雪菜はもちろんだが国平も動揺した。真吾の意図が全く判らないからだ。
「何なんだよ、それ。どういう意味なんだよ」
国平は自分の疑問を口にした。真吾は、にやっと笑うと
「お前ガンマニアだっていっていた割には、この銃の事を知らないみたいだな。悪いけど俺達は先を急ぐんでなあ、お前と遊んでいられへんねん」と不可解な事を言った。

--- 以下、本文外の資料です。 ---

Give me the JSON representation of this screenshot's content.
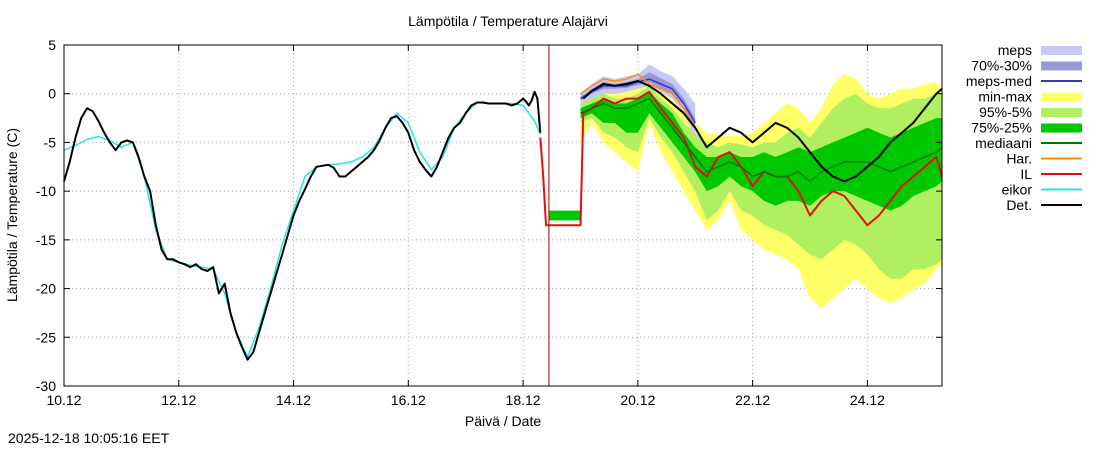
{
  "colors": {
    "meps": "#c8c8f8",
    "p70_30": "#9898d8",
    "meps_med": "#3838c0",
    "minmax": "#ffff66",
    "p95_5": "#b0f060",
    "p75_25": "#00c800",
    "mediaani": "#007800",
    "har": "#ff8c00",
    "il": "#e01010",
    "eikor": "#20e8e8",
    "det": "#000000",
    "now_line": "#a00000"
  },
  "chart_data": {
    "type": "line",
    "title": "Lämpötila / Temperature   Alajärvi",
    "xlabel": "Päivä / Date",
    "ylabel": "Lämpötila / Temperature (C)",
    "xlim": [
      10,
      25.3
    ],
    "ylim": [
      -30,
      5
    ],
    "x_unit": "days (day of December)",
    "xticks": [
      {
        "value": 10,
        "label": "10.12"
      },
      {
        "value": 12,
        "label": "12.12"
      },
      {
        "value": 14,
        "label": "14.12"
      },
      {
        "value": 16,
        "label": "16.12"
      },
      {
        "value": 18,
        "label": "18.12"
      },
      {
        "value": 20,
        "label": "20.12"
      },
      {
        "value": 22,
        "label": "22.12"
      },
      {
        "value": 24,
        "label": "24.12"
      }
    ],
    "yticks": [
      5,
      0,
      -5,
      -10,
      -15,
      -20,
      -25,
      -30
    ],
    "grid": true,
    "now_x": 18.45,
    "legend_position": "right",
    "legend": [
      {
        "key": "meps",
        "label": "meps",
        "style": "band"
      },
      {
        "key": "p70_30",
        "label": "70%-30%",
        "style": "band"
      },
      {
        "key": "meps_med",
        "label": "meps-med",
        "style": "line"
      },
      {
        "key": "minmax",
        "label": "min-max",
        "style": "band"
      },
      {
        "key": "p95_5",
        "label": "95%-5%",
        "style": "band"
      },
      {
        "key": "p75_25",
        "label": "75%-25%",
        "style": "band"
      },
      {
        "key": "mediaani",
        "label": "mediaani",
        "style": "line"
      },
      {
        "key": "har",
        "label": "Har.",
        "style": "line"
      },
      {
        "key": "il",
        "label": "IL",
        "style": "line"
      },
      {
        "key": "eikor",
        "label": "eikor",
        "style": "line"
      },
      {
        "key": "det",
        "label": "Det.",
        "style": "line"
      }
    ],
    "bands": [
      {
        "key": "minmax",
        "x": [
          19.0,
          19.2,
          19.4,
          19.6,
          19.8,
          20.0,
          20.2,
          20.4,
          20.6,
          20.8,
          21.0,
          21.2,
          21.4,
          21.6,
          21.8,
          22.0,
          22.2,
          22.4,
          22.6,
          22.8,
          23.0,
          23.2,
          23.4,
          23.6,
          23.8,
          24.0,
          24.2,
          24.4,
          24.6,
          24.8,
          25.0,
          25.2,
          25.3
        ],
        "upper": [
          0.0,
          0.8,
          1.6,
          1.2,
          1.0,
          2.0,
          2.2,
          0.5,
          0.2,
          -2.0,
          -3.0,
          -4.0,
          -4.2,
          -4.3,
          -4.3,
          -4.0,
          -3.0,
          -2.0,
          -1.0,
          -1.5,
          -3.0,
          -1.5,
          1.0,
          2.0,
          1.5,
          0.0,
          -0.5,
          0.0,
          0.5,
          0.5,
          1.0,
          1.2,
          0.5
        ],
        "lower": [
          -5.0,
          -3.0,
          -5.0,
          -6.0,
          -7.0,
          -8.0,
          -3.0,
          -6.0,
          -8.0,
          -10.0,
          -12.0,
          -14.0,
          -13.0,
          -11.0,
          -14.0,
          -15.0,
          -16.0,
          -16.5,
          -17.0,
          -18.0,
          -21.0,
          -22.0,
          -21.0,
          -20.0,
          -19.0,
          -20.0,
          -21.0,
          -21.5,
          -21.0,
          -20.0,
          -19.5,
          -18.0,
          -17.5
        ]
      },
      {
        "key": "p95_5",
        "x": [
          19.0,
          19.2,
          19.4,
          19.6,
          19.8,
          20.0,
          20.2,
          20.4,
          20.6,
          20.8,
          21.0,
          21.2,
          21.4,
          21.6,
          21.8,
          22.0,
          22.2,
          22.4,
          22.6,
          22.8,
          23.0,
          23.2,
          23.4,
          23.6,
          23.8,
          24.0,
          24.2,
          24.4,
          24.6,
          24.8,
          25.0,
          25.2,
          25.3
        ],
        "upper": [
          -1.0,
          -0.5,
          0.0,
          -0.5,
          -0.5,
          0.0,
          0.8,
          -0.5,
          -1.5,
          -3.0,
          -4.0,
          -5.0,
          -5.5,
          -5.0,
          -5.2,
          -5.5,
          -5.0,
          -5.0,
          -4.0,
          -3.5,
          -4.5,
          -3.0,
          -1.5,
          -0.5,
          0.0,
          -1.0,
          -1.5,
          -1.5,
          -1.0,
          -0.5,
          -0.5,
          0.0,
          0.0
        ],
        "lower": [
          -3.0,
          -2.5,
          -4.0,
          -4.5,
          -5.5,
          -6.0,
          -2.5,
          -4.5,
          -6.0,
          -8.0,
          -10.0,
          -13.0,
          -12.0,
          -10.0,
          -12.0,
          -12.5,
          -13.5,
          -14.0,
          -14.5,
          -15.5,
          -16.5,
          -17.0,
          -16.0,
          -15.0,
          -15.5,
          -16.5,
          -18.0,
          -19.0,
          -19.0,
          -18.0,
          -18.0,
          -17.5,
          -17.0
        ]
      },
      {
        "key": "p75_25",
        "x": [
          19.0,
          19.2,
          19.4,
          19.6,
          19.8,
          20.0,
          20.2,
          20.4,
          20.6,
          20.8,
          21.0,
          21.2,
          21.4,
          21.6,
          21.8,
          22.0,
          22.2,
          22.4,
          22.6,
          22.8,
          23.0,
          23.2,
          23.4,
          23.6,
          23.8,
          24.0,
          24.2,
          24.4,
          24.6,
          24.8,
          25.0,
          25.2,
          25.3
        ],
        "upper": [
          -1.5,
          -1.0,
          -0.5,
          -1.0,
          -1.0,
          -0.5,
          0.2,
          -1.0,
          -2.0,
          -4.0,
          -5.5,
          -6.5,
          -6.5,
          -6.0,
          -6.5,
          -6.5,
          -6.0,
          -6.5,
          -6.0,
          -5.5,
          -6.0,
          -5.5,
          -5.0,
          -4.5,
          -4.0,
          -3.5,
          -4.0,
          -4.5,
          -4.0,
          -3.5,
          -3.0,
          -2.5,
          -2.5
        ],
        "lower": [
          -2.5,
          -2.0,
          -3.0,
          -3.0,
          -4.0,
          -4.0,
          -2.0,
          -3.5,
          -5.0,
          -6.5,
          -8.0,
          -10.0,
          -9.5,
          -8.5,
          -9.5,
          -10.0,
          -11.0,
          -11.5,
          -11.0,
          -11.0,
          -11.5,
          -10.5,
          -10.0,
          -10.0,
          -10.5,
          -11.0,
          -11.5,
          -12.0,
          -11.5,
          -10.5,
          -10.0,
          -9.5,
          -9.0
        ]
      },
      {
        "key": "p75_25",
        "x": [
          18.45,
          18.6,
          18.8,
          19.0
        ],
        "upper": [
          -12.0,
          -12.0,
          -12.0,
          -12.0
        ],
        "lower": [
          -13.0,
          -13.0,
          -13.0,
          -13.0
        ]
      },
      {
        "key": "meps",
        "x": [
          19.0,
          19.2,
          19.4,
          19.6,
          19.8,
          20.0,
          20.2,
          20.4,
          20.6,
          20.8,
          21.0
        ],
        "upper": [
          0.0,
          1.0,
          1.8,
          1.5,
          1.8,
          2.0,
          3.0,
          2.3,
          1.8,
          0.5,
          -1.0
        ],
        "lower": [
          -1.0,
          -0.5,
          0.0,
          0.0,
          0.2,
          0.5,
          0.8,
          0.2,
          -0.5,
          -2.0,
          -4.5
        ]
      },
      {
        "key": "p70_30",
        "x": [
          19.0,
          19.2,
          19.4,
          19.6,
          19.8,
          20.0,
          20.2,
          20.4,
          20.6,
          20.8,
          21.0
        ],
        "upper": [
          -0.3,
          0.5,
          1.2,
          1.0,
          1.2,
          1.5,
          2.2,
          1.6,
          1.0,
          -0.5,
          -2.5
        ],
        "lower": [
          -0.7,
          0.0,
          0.5,
          0.5,
          0.6,
          0.9,
          1.2,
          0.6,
          0.0,
          -1.2,
          -3.5
        ]
      }
    ],
    "series": [
      {
        "key": "eikor",
        "name": "eikor",
        "x": [
          10.0,
          10.2,
          10.4,
          10.6,
          10.8,
          11.0,
          11.2,
          11.4,
          11.6,
          11.8,
          12.0,
          12.2,
          12.4,
          12.6,
          12.8,
          13.0,
          13.2,
          13.4,
          13.6,
          13.8,
          14.0,
          14.2,
          14.4,
          14.6,
          14.8,
          15.0,
          15.2,
          15.4,
          15.6,
          15.8,
          16.0,
          16.2,
          16.4,
          16.6,
          16.8,
          17.0,
          17.2,
          17.4,
          17.6,
          17.8,
          18.0,
          18.2,
          18.3
        ],
        "y": [
          -5.8,
          -5.3,
          -4.7,
          -4.4,
          -4.8,
          -5.5,
          -5.0,
          -8.5,
          -14.0,
          -17.0,
          -17.3,
          -17.6,
          -17.8,
          -18.0,
          -20.5,
          -24.5,
          -27.0,
          -24.0,
          -20.0,
          -15.5,
          -12.0,
          -8.5,
          -7.5,
          -7.3,
          -7.2,
          -7.0,
          -6.5,
          -5.5,
          -3.5,
          -2.0,
          -3.0,
          -6.0,
          -7.8,
          -6.5,
          -3.5,
          -2.0,
          -0.9,
          -1.0,
          -1.0,
          -1.0,
          -1.2,
          -2.8,
          -4.2
        ]
      },
      {
        "key": "det",
        "name": "Det.",
        "x": [
          10.0,
          10.1,
          10.2,
          10.3,
          10.4,
          10.5,
          10.6,
          10.7,
          10.8,
          10.9,
          11.0,
          11.1,
          11.2,
          11.3,
          11.4,
          11.5,
          11.6,
          11.7,
          11.8,
          11.9,
          12.0,
          12.1,
          12.2,
          12.3,
          12.4,
          12.5,
          12.6,
          12.7,
          12.8,
          12.9,
          13.0,
          13.1,
          13.2,
          13.3,
          13.4,
          13.5,
          13.6,
          13.7,
          13.8,
          13.9,
          14.0,
          14.1,
          14.2,
          14.3,
          14.4,
          14.5,
          14.6,
          14.7,
          14.8,
          14.9,
          15.0,
          15.1,
          15.2,
          15.3,
          15.4,
          15.5,
          15.6,
          15.7,
          15.8,
          15.9,
          16.0,
          16.1,
          16.2,
          16.3,
          16.4,
          16.5,
          16.6,
          16.7,
          16.8,
          16.9,
          17.0,
          17.1,
          17.2,
          17.3,
          17.4,
          17.5,
          17.6,
          17.7,
          17.8,
          17.9,
          18.0,
          18.05,
          18.1,
          18.15,
          18.2,
          18.25,
          18.3
        ],
        "y": [
          -9.0,
          -7.0,
          -4.5,
          -2.5,
          -1.5,
          -1.8,
          -2.8,
          -4.0,
          -5.0,
          -5.8,
          -5.0,
          -4.8,
          -5.0,
          -6.5,
          -8.5,
          -10.0,
          -13.5,
          -16.0,
          -17.0,
          -17.0,
          -17.3,
          -17.5,
          -17.8,
          -17.5,
          -18.0,
          -18.2,
          -17.8,
          -20.5,
          -19.5,
          -22.5,
          -24.5,
          -26.0,
          -27.3,
          -26.5,
          -24.5,
          -22.5,
          -20.5,
          -18.5,
          -16.5,
          -14.5,
          -12.5,
          -11.0,
          -9.8,
          -8.5,
          -7.5,
          -7.4,
          -7.3,
          -7.6,
          -8.5,
          -8.5,
          -8.0,
          -7.5,
          -7.0,
          -6.5,
          -5.8,
          -4.8,
          -3.5,
          -2.5,
          -2.3,
          -3.0,
          -4.0,
          -5.8,
          -7.0,
          -7.8,
          -8.5,
          -7.5,
          -6.0,
          -4.5,
          -3.5,
          -3.0,
          -2.0,
          -1.2,
          -0.9,
          -0.9,
          -1.0,
          -1.0,
          -1.0,
          -1.0,
          -1.2,
          -1.0,
          -0.5,
          -0.8,
          -1.2,
          -0.7,
          0.2,
          -0.5,
          -4.0
        ]
      },
      {
        "key": "il",
        "name": "IL",
        "x": [
          18.3,
          18.35,
          18.4,
          18.45,
          18.6,
          18.8,
          19.0,
          19.05,
          19.2,
          19.4,
          19.6,
          19.8,
          20.0,
          20.2,
          20.4,
          20.6,
          20.8,
          21.0,
          21.2,
          21.4,
          21.6,
          21.8,
          22.0,
          22.2,
          22.4,
          22.6,
          22.8,
          23.0,
          23.2,
          23.4,
          23.6,
          23.8,
          24.0,
          24.2,
          24.4,
          24.6,
          24.8,
          25.0,
          25.2,
          25.3
        ],
        "y": [
          -4.5,
          -8.5,
          -13.5,
          -13.5,
          -13.5,
          -13.5,
          -13.5,
          -2.0,
          -1.5,
          -0.5,
          -1.0,
          -0.5,
          -0.5,
          0.2,
          -1.5,
          -3.0,
          -4.5,
          -7.5,
          -8.5,
          -6.5,
          -6.0,
          -7.5,
          -9.5,
          -8.0,
          -8.5,
          -8.5,
          -10.0,
          -12.5,
          -11.0,
          -10.0,
          -10.5,
          -12.0,
          -13.5,
          -12.5,
          -11.0,
          -9.5,
          -8.5,
          -7.5,
          -6.5,
          -8.5
        ]
      },
      {
        "key": "mediaani",
        "name": "mediaani",
        "x": [
          19.0,
          19.2,
          19.4,
          19.6,
          19.8,
          20.0,
          20.2,
          20.4,
          20.6,
          20.8,
          21.0,
          21.2,
          21.4,
          21.6,
          21.8,
          22.0,
          22.2,
          22.4,
          22.6,
          22.8,
          23.0,
          23.2,
          23.4,
          23.6,
          23.8,
          24.0,
          24.2,
          24.4,
          24.6,
          24.8,
          25.0,
          25.2,
          25.3
        ],
        "y": [
          -2.0,
          -1.5,
          -1.0,
          -1.5,
          -1.5,
          -1.0,
          -0.5,
          -2.0,
          -3.5,
          -5.0,
          -6.5,
          -8.0,
          -7.5,
          -7.0,
          -7.5,
          -8.5,
          -8.0,
          -8.5,
          -8.5,
          -8.0,
          -9.0,
          -8.0,
          -7.5,
          -7.0,
          -7.0,
          -7.0,
          -7.5,
          -8.0,
          -7.5,
          -7.0,
          -6.5,
          -6.0,
          -5.5
        ]
      },
      {
        "key": "meps_med",
        "name": "meps-med",
        "x": [
          19.0,
          19.2,
          19.4,
          19.6,
          19.8,
          20.0,
          20.2,
          20.4,
          20.6,
          20.8,
          21.0
        ],
        "y": [
          -0.5,
          0.2,
          0.8,
          0.8,
          0.8,
          1.2,
          1.5,
          1.0,
          0.5,
          -1.0,
          -3.0
        ]
      },
      {
        "key": "har",
        "name": "Har.",
        "x": [
          19.0,
          19.2,
          19.4,
          19.6,
          19.8,
          20.0,
          20.2,
          20.4,
          20.6,
          20.8,
          21.0
        ],
        "y": [
          0.0,
          0.8,
          1.5,
          1.3,
          1.5,
          2.0,
          1.0,
          0.5,
          0.0,
          -1.5,
          -3.5
        ]
      },
      {
        "key": "det",
        "name": "Det.",
        "x": [
          19.05,
          19.2,
          19.4,
          19.6,
          19.8,
          20.0,
          20.2,
          20.4,
          20.6,
          20.8,
          21.0,
          21.2,
          21.4,
          21.6,
          21.8,
          22.0,
          22.2,
          22.4,
          22.6,
          22.8,
          23.0,
          23.2,
          23.4,
          23.6,
          23.8,
          24.0,
          24.2,
          24.4,
          24.6,
          24.8,
          25.0,
          25.2,
          25.3
        ],
        "y": [
          -0.5,
          0.3,
          1.0,
          0.8,
          1.0,
          1.3,
          0.8,
          0.0,
          -1.0,
          -2.0,
          -3.5,
          -5.5,
          -4.5,
          -3.5,
          -4.0,
          -5.0,
          -4.0,
          -3.0,
          -3.5,
          -4.5,
          -6.0,
          -7.5,
          -8.5,
          -9.0,
          -8.5,
          -7.5,
          -6.5,
          -5.0,
          -4.0,
          -3.0,
          -1.5,
          0.0,
          0.5
        ]
      }
    ]
  },
  "footer": {
    "timestamp": "2025-12-18 10:05:16 EET"
  }
}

失血のため意識が朦朧とし始めたので、真吾の言っている事は理解できなかったが、とにかくプライドを傷つけられたと感じた国平は、真吾と雪菜の顔を交互に見ると
「お前だけは殺す」そう言って引鉄を絞った。
国平が引鉄を引くよりも早くWZで雪菜を押して転倒させた真吾は、反対側に跳躍しながら引鉄を引いた。
ギンという金属音が銃声と同時に聞こえた。
真吾の撃った弾がCzに当たり、国平はそのまま尻餅をついていた。
「そんな…何で、何で弾が出るんだよ」
Czに弾が当たった事よりも、弾が出るはずのない銃で撃たれた事がショックであった。
震えながらつぶやく国平を尻目に、真吾は雪菜を助け起こした。
「ポーランド製のWZ63はな、銃口下のこの出っ張りがスライドと連動してるんだよ。だからこいつを少し固い所に押し付ければスライドを動かす事ができるんだ。
データも含めて出回っている銃じゃあないからな、お前が知らんのも無理はない」
そういうと、国平のバッグを拾い上げ、予備の弾とワルサーPPKを取り出した。
「今までの事は水に流してやるから一緒にこいよ」
真吾は呼吸の弱くなってきた国平から銃口を外して言った。
国平は返事の代わりに、Czを真吾に向けて撃とうとした。
金属同士がこすれたような奇妙な音がして、引鉄を引く事が出来なかった。
真吾は気にした風でもなく、国平の負傷した左手を看て舌打ちをすると
「初期型のCz 75は硬い金属で出来ているから、正面とか横から打撃を受けるとスライドレールが変形して作動不能になるらしいぞ」と、優しく説明をした。
体中の力が血液と共に流れ出るのを感じながら
「家に帰ったら…雑誌で…見て…みるよ」
そうつぶやいた国平は、自分の目と同じように人生の幕を静かに閉じた。